Readable study of a 2,000-year-old battle that still reverberates today.
On Aug. 2, 216 BCE, in southeastern Italy, a massive Roman army faced down a smaller, apparently weaker Carthaginian force led by Hannibal. Two years earlier, Hannibal had famously led that force, war elephants and all, over the Alps into Italy, devastating the armies of the Roman Republic. At Cannae, he nearly finished the job, using a pincer movement to surround the Romans and nearly annihilating them. Contemporary accounts of the battle, such as those by Livy, aren't really contemporary at all, following it by a century and more. O'Connell (Soul of the Sword: An Illustrated History of Weaponry and Warfare from Prehistory to the Present, 2002, etc.), a former analyst with the U.S. Army Intelligence Agency, has his work cut out for him in sorting out what is reliable from what is fabulous or moralizing in the records of the past. Perhaps surprisingly, he gives fairly solid marks to Polybius of Megalopolis, who came nearly 75 years after and had access to now-lost Carthaginian accounts of the battle. The "ghosts" of the title are the Roman survivors of the battle, who crossed the sea with Scipio Africanus and sowed Carthage's fields with salt, erasing it from the map in an act that can only be considered genocide.

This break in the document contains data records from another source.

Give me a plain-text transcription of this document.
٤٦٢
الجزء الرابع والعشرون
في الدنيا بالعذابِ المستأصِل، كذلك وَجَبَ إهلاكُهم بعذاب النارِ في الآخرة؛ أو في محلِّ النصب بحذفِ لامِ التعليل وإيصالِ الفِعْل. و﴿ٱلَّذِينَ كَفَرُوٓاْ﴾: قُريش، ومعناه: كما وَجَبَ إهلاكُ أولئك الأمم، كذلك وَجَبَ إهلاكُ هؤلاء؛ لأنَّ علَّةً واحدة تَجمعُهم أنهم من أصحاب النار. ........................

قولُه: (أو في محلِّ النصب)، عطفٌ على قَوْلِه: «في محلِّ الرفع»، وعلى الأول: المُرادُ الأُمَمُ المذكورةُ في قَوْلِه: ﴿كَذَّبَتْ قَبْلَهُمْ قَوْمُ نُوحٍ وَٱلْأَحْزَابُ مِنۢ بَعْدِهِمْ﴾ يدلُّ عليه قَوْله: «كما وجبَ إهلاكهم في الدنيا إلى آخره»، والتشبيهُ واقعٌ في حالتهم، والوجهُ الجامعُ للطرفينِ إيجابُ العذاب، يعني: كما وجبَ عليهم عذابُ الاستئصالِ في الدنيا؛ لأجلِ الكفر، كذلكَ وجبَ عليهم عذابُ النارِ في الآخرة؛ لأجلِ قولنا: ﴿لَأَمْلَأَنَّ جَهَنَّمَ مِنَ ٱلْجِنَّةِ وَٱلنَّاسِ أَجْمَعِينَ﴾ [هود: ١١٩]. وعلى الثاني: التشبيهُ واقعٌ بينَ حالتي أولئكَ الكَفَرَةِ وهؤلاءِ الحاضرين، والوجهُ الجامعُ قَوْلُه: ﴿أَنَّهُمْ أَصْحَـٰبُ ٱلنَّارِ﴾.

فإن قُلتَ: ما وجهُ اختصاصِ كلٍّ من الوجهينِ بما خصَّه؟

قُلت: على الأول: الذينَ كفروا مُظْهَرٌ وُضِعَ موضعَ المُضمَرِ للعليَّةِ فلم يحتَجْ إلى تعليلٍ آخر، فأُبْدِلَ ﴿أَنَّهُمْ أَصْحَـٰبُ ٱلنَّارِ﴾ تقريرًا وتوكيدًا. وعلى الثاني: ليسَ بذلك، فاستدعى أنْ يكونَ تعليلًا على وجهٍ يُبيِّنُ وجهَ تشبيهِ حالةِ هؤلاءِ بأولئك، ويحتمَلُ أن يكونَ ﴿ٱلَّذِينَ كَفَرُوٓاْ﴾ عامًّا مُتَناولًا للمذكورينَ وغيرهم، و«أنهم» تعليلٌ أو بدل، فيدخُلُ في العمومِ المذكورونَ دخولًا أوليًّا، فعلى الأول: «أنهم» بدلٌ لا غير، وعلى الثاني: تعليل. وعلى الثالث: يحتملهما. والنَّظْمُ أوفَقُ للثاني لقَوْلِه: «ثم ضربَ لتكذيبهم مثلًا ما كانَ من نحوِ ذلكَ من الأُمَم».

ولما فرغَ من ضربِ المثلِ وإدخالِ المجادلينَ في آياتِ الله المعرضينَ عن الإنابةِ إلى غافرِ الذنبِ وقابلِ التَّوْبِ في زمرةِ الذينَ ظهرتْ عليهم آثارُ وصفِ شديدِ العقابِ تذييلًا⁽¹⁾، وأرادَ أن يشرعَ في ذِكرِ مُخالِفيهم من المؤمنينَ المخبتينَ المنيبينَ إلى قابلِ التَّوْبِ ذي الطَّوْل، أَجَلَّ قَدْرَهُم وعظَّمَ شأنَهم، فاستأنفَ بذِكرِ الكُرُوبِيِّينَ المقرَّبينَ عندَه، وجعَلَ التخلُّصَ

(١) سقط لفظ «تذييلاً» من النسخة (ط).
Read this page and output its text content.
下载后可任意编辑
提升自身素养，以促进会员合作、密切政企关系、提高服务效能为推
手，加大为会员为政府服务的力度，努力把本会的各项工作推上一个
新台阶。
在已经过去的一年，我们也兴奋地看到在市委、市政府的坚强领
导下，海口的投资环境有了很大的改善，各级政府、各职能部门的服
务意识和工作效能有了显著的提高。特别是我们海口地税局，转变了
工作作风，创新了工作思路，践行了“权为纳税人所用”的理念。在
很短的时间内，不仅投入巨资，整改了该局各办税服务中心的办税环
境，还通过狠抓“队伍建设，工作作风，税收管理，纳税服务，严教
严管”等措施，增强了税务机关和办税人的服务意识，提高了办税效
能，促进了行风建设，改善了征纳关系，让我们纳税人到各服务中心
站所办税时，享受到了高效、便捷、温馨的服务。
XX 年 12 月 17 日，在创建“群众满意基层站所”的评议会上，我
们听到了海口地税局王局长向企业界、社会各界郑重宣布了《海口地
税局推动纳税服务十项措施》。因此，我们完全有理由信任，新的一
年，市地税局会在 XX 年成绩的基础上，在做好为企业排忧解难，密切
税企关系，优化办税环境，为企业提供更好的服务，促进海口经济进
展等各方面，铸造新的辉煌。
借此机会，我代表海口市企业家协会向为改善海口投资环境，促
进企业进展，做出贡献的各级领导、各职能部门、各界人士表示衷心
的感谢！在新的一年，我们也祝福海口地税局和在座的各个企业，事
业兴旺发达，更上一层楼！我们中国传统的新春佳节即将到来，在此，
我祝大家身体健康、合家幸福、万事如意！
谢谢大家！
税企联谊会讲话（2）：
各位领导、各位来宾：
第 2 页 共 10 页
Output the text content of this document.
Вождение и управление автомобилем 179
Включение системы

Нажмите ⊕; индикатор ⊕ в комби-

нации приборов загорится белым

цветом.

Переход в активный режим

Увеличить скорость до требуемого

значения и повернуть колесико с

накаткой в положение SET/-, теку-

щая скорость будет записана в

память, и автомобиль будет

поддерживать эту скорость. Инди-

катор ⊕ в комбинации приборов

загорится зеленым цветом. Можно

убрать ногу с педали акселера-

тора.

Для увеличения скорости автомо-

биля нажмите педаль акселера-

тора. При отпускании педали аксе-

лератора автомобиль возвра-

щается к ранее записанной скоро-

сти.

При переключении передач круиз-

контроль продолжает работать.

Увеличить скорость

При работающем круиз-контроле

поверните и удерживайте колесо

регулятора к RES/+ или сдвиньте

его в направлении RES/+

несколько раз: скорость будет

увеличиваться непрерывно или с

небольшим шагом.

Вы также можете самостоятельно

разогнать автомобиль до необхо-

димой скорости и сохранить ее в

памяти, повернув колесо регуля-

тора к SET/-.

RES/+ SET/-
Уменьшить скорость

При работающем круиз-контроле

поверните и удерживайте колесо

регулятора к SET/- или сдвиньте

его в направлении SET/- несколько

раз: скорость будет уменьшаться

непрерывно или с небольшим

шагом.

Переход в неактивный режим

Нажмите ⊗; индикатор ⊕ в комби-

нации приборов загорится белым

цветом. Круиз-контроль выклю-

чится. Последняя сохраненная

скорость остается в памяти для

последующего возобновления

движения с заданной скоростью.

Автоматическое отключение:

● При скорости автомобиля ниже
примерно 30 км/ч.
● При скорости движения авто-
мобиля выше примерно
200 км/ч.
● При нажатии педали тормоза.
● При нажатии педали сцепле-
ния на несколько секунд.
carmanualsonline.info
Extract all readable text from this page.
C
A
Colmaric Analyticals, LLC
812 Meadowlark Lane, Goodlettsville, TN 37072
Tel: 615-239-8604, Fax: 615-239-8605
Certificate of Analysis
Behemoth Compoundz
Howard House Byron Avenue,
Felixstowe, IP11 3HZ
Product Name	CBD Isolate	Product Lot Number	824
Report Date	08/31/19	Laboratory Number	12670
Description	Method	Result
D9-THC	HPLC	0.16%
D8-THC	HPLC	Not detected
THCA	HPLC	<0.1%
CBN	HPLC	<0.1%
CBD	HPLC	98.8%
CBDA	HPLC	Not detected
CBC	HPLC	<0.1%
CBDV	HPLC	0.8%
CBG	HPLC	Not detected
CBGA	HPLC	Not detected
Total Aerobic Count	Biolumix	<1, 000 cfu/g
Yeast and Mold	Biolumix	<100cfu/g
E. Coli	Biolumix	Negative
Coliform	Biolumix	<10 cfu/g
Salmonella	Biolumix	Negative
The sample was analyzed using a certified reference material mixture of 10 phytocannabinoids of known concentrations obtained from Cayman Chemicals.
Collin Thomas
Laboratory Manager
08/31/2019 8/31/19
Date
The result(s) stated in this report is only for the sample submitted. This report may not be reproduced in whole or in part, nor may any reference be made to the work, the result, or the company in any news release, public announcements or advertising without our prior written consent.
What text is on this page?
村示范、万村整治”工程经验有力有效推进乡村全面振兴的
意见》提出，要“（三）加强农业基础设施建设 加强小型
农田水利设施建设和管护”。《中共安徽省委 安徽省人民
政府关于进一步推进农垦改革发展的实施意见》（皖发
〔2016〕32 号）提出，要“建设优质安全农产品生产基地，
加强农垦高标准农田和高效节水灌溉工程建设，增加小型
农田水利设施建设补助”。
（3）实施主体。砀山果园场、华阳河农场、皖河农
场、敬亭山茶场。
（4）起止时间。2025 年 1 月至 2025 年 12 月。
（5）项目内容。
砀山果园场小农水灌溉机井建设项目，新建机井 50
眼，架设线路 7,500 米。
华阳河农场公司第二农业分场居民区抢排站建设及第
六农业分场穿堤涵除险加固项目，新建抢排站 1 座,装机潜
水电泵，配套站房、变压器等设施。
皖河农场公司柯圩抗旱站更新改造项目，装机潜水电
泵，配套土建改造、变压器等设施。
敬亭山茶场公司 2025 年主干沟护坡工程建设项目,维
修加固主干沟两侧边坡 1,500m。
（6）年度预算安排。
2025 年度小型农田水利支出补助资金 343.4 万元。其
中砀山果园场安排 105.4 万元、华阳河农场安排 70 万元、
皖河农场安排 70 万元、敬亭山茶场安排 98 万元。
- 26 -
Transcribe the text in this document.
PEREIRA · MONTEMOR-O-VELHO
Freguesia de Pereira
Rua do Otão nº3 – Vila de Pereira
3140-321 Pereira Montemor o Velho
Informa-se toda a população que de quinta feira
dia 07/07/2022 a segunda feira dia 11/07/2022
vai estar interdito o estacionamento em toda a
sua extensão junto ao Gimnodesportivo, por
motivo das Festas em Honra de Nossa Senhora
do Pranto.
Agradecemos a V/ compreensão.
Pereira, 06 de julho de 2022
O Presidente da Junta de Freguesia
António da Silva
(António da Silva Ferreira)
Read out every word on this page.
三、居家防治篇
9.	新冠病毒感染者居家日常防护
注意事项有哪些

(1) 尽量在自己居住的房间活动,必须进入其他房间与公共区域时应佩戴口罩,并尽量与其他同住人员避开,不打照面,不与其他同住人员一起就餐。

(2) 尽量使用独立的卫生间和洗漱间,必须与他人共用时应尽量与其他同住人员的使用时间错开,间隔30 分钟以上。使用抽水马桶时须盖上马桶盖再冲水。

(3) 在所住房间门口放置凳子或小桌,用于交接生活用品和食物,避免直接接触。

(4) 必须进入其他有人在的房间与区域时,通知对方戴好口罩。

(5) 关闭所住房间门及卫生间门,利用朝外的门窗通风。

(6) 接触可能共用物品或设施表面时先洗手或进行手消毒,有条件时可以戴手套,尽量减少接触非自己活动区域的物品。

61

O'Connell pointedly contrasts Carthaginian and Roman society, the one commercial and the other bellicose, and at several points he likens the Punic Wars to the transcontinental slaughter of the two world wars. He also notes that modern generals continue to study Cannae as a textbook example of smart, fluid strategizing. “[F]or the Allied invasion of Germany,” writes the author, “Eisenhower envisioned a huge Cannae-like maneuver, employing a double envelopment of the Ruhr,” and George Patton likened the Polish army in 1939 to the unfortunate Roman consular army at Cannae.
A wide-ranging account of the battle that sets it in the larger context of the Punic Wars and the rise of the Roman Empire.